Pour revenir à Cleveland / Wall Street, n'est-il pas effarant de constater que
les trois jurés conservateurs qui bloquent le verdict de culpabilité
des banques se soient assis spontanément l'un à côté de l'autre ?
Que les deux jurés noirs se soient retrouvés côte à côte, au bas
bout de la table ? Que la plus bornée de tous soit aussi la
plus âgée ? Elle évoque sa conscience pour justifier son vote
décisif ; pourquoi ? Parce qu'elle agit contre ses
sentiments ? Ou contre ce qu'elle sait pertinemment mais qu'elle
ne veut pas voir changer ? Ou simplement parce qu'elle est la
dernière à voter et qu'elle n'a pas pu résister à la tentation
d'exercer son petit pouvoir, même factice (oui, mais il y a des
caméras, donc ma voisine me verra, donc je gagnerai en prestige,
donc je serai une meilleure citoyenne...) ?
On
touche là très concrètement à ce qui gangrène le principe même
de la démocratie : tant que les processus démocratiques seront
confiés à ceux qui les exercent et en profitent au premier chef, il
n'y aura de démocratie que nominative, virtuelle, symbolique et
surtout, incapable d'évoluer d'elle-même, donc de s'améliorer.

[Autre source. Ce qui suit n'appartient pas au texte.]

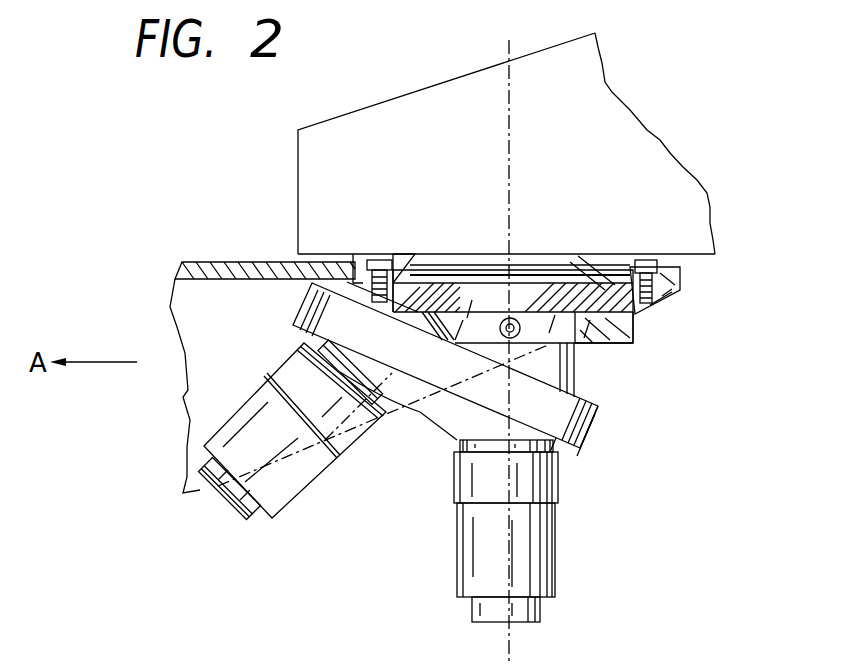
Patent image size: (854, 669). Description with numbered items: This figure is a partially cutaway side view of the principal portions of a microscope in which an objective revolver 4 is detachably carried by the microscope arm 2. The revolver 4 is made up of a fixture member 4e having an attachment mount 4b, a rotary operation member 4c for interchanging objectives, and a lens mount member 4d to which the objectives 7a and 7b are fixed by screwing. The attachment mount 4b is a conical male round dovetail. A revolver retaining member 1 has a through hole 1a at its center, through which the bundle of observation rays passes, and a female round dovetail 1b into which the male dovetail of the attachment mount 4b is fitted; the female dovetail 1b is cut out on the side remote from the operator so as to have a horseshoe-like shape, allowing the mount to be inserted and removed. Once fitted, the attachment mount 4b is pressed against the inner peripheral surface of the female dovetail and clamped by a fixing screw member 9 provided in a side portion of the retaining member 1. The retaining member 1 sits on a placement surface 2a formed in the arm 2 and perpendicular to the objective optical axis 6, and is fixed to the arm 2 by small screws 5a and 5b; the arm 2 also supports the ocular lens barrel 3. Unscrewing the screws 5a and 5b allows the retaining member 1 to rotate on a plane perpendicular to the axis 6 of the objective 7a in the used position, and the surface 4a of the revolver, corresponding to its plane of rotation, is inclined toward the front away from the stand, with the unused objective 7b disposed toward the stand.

The revolver retaining member 1 is at (636, 307).
The through hole 1a is at (553, 270).
The female round dovetail 1b is at (594, 270).
The arm 2 is at (217, 262).
The placement surface 2a is at (683, 281).
The ocular lens barrel 3 is at (640, 190).
The objective revolver 4 is at (454, 388).
The surface of the revolver 4a is at (590, 400).
The attachment mount 4b is at (570, 350).
The rotary operation member 4c is at (594, 466).
The lens mount member 4d is at (398, 438).
The fixture member 4e is at (575, 372).
The small screw 5a is at (650, 256).
The small screw 5b is at (376, 256).
The objective optical axis 6 is at (511, 638).
The objective 7a is at (538, 531).
The objective 7b is at (296, 452).
The fixing screw member 9 is at (492, 268).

Ceux qui prétendent que le suffrage universel est le "meilleur
des pires systèmes" sont coupables à mes yeux... mais de quoi,
exactement ? D'hypocrisie ? De stupidité ? De manque
d'imagination ? Et comment se fait-il que tous ces défauts ne
soient pas punis par la loi ?
Imaginez
un monde où le manque d'imagination serait un crime...
1Saisie
par le parti d'Al Gore au sujet de l'inconstitutionnalité de la
décision prise par le juge suprême de Floride, la Cour suprême a
conclu qu'elle n'avait pas juridiction à statuer sur une décision
d'État... par 5 voix contre 4 ! Remarquons en passant que les
juges suprêmes sont nommés à vie par le président des USA, et que celui
qui a fait basculer ce vote avait été nommé en son temps par... George Bush
Sr. Vous avez dit family business ?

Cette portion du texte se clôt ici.